Ouvéa, le témoignage inédit de Jean Bianconi (3). Les exécutions sommaires après l'assaut
Plus graves sont les allégations
« d’exécutions sommaires » après la reddition des preneurs
d’otages proférées par Philippe Legorjus.
Contrairement au rôle qui m’est prêté
dans le film je ne suis jamais intervenu pour « arrêter le
massacre ». Je suis sorti de la grotte par la cheminée latérale en même
temps que tous les otages et après la fin des opérations d’assaut. Plus aucun
coup de feu n’a été tiré en ma présence et celle du général Vidal aux cotés
duquel je me trouvais à compter de cette sortie. Je suis par contre intervenu
auprès des militaires qui avaient rassemblé indistinctement dans un coin du
cratère ravisseurs, porteurs de thé et anciens de la tribu de Gossanah, et
même s’en prenaient à leur collègue mélanésien Samy Ihage, pour faire mettre à
part ces derniers. J’intervenais à nouveau, au cours de l’après-midi, pour
faire cesser des brimades à l’encontre des ‘porteurs de thé’ alors qu’ils
étaient gardés, mains sur la tête et à genoux, dans une salle de l’école à Saint
Joseph.
La mort d’Alphonse Dianou pose par contre
un problème d’une toute autre gravité. Dans les minutes qui ont suivi notre
sortie de la grotte je me suis longuement entretenu avec lui alors qu’il était
allongé sur une civière, perfusé, un pansement au genou, son casse-tête fétiche
entre les bras. A ma question de savoir pourquoi il n’avait pas
rendu les armes dès le premier assaut, ce qui aurait préservé la vie de
plusieurs de ses compagnons, Alphonse m’a rappelé sa détermination totale à
aller « jusqu’au bout de son engagement». J’ai pu constater, avant de le
quitter pour rejoindre les officiers de police judiciaire chargés des premières
constatations, qu’il avait toute sa lucidité et que sa blessure, pour grave
qu’elle soit, ne semblait pas mettre sa vie en danger.

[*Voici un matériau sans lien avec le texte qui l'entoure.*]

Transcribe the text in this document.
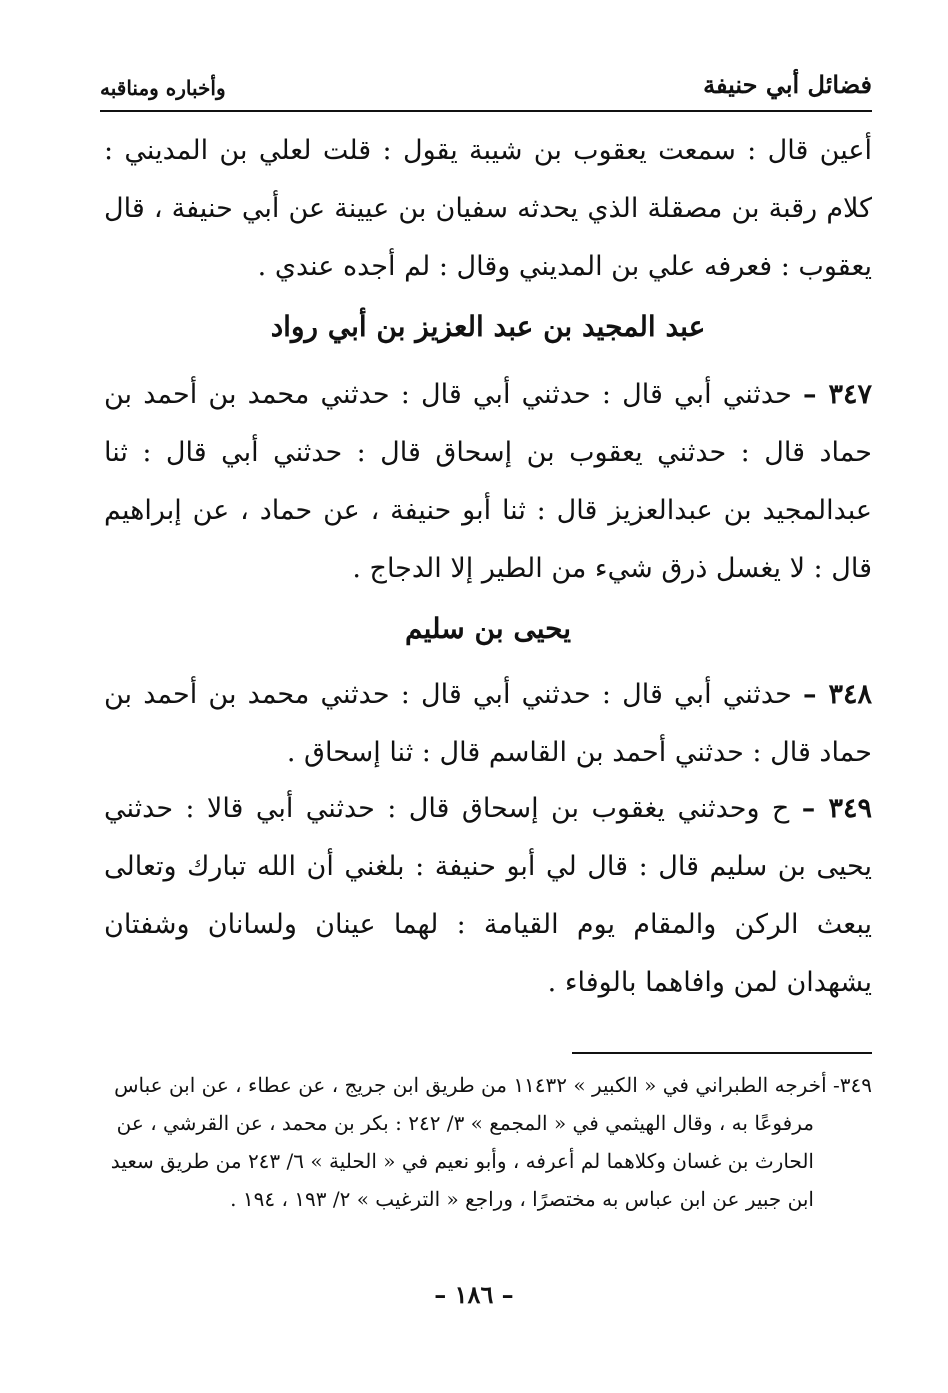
فضائل أبي حنيفة
وأخباره ومناقبه
أعين قال : سمعت يعقوب بن شيبة يقول : قلت لعلي بن المديني : كلام رقبة بن مصقلة الذي يحدثه سفيان بن عيينة عن أبي حنيفة ، قال يعقوب : فعرفه علي بن المديني وقال : لم أجده عندي .
عبد المجيد بن عبد العزيز بن أبي رواد
٣٤٧ – حدثني أبي قال : حدثني أبي قال : حدثني محمد بن أحمد بن حماد قال : حدثني يعقوب بن إسحاق قال : حدثني أبي قال : ثنا عبدالمجيد بن عبدالعزيز قال : ثنا أبو حنيفة ، عن حماد ، عن إبراهيم قال : لا يغسل ذرق شيء من الطير إلا الدجاج .
يحيى بن سليم
٣٤٨ – حدثني أبي قال : حدثني أبي قال : حدثني محمد بن أحمد بن حماد قال : حدثني أحمد بن القاسم قال : ثنا إسحاق .
٣٤٩ – ح وحدثني يغقوب بن إسحاق قال : حدثني أبي قالا : حدثني يحيى بن سليم قال : قال لي أبو حنيفة : بلغني أن الله تبارك وتعالى يبعث الركن والمقام يوم القيامة : لهما عينان ولسانان وشفتان يشهدان لمن وافاهما بالوفاء .
٣٤٩- أخرجه الطبراني في « الكبير » ١١٤٣٢ من طريق ابن جريج ، عن عطاء ، عن ابن عباس
مرفوعًا به ، وقال الهيثمي في « المجمع » ٣/ ٢٤٢ : بكر بن محمد ، عن القرشي ، عن
الحارث بن غسان وكلاهما لم أعرفه ، وأبو نعيم في « الحلية » ٦/ ٢٤٣ من طريق سعيد
ابن جبير عن ابن عباس به مختصرًا ، وراجع « الترغيب » ٢/ ١٩٣ ، ١٩٤ .
– ١٨٦ –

Il n’est pas contesté,
et l’enquête de commandement l’a établi, que des actes d’une extrême violence
ont entraîné sa mort pendant son transport vers l’hôpital, après qu’il ait reçu
les premiers soins que nécessitait son état.
Hormis ces faits condamnables je n’ai pas
constaté d’exécutions sommaires après la fin des opérations d’assaut et ne peut
donc me prononcer sur la véracité de ces allégations.
J’observe toutefois que les récentes
déclarations de Philippe Legorjus, qui met en cause « des hommes du 11 ème
choc et un gradé de l’EPIGN » dans ces exécutions, (journal Le Monde du
3/11/2011) sont en totale contradiction avec celles qu’il tenait le 12 mai 1988
dans une interview au journal Les Nouvelles Calédoniennes où il rendait un
pseudo hommage aux « morts kanaks, tous tombés les armes à la main. »
Si, comme il le déclare aujourd’hui,
« les débriefings ont bien montré qu’il y avait eu exécutions », il
se devait de dénoncer immédiatement les auteurs de ces exécutions – GIGN ou
autres - et ne peut regretter hypocritement aujourd’hui un défaut de sanction
des « dérapages des forces de l’ordre » auquel il a contribué par son
silence (voir interview du 3/6/2011aux Nouvelles-calédoniennes.)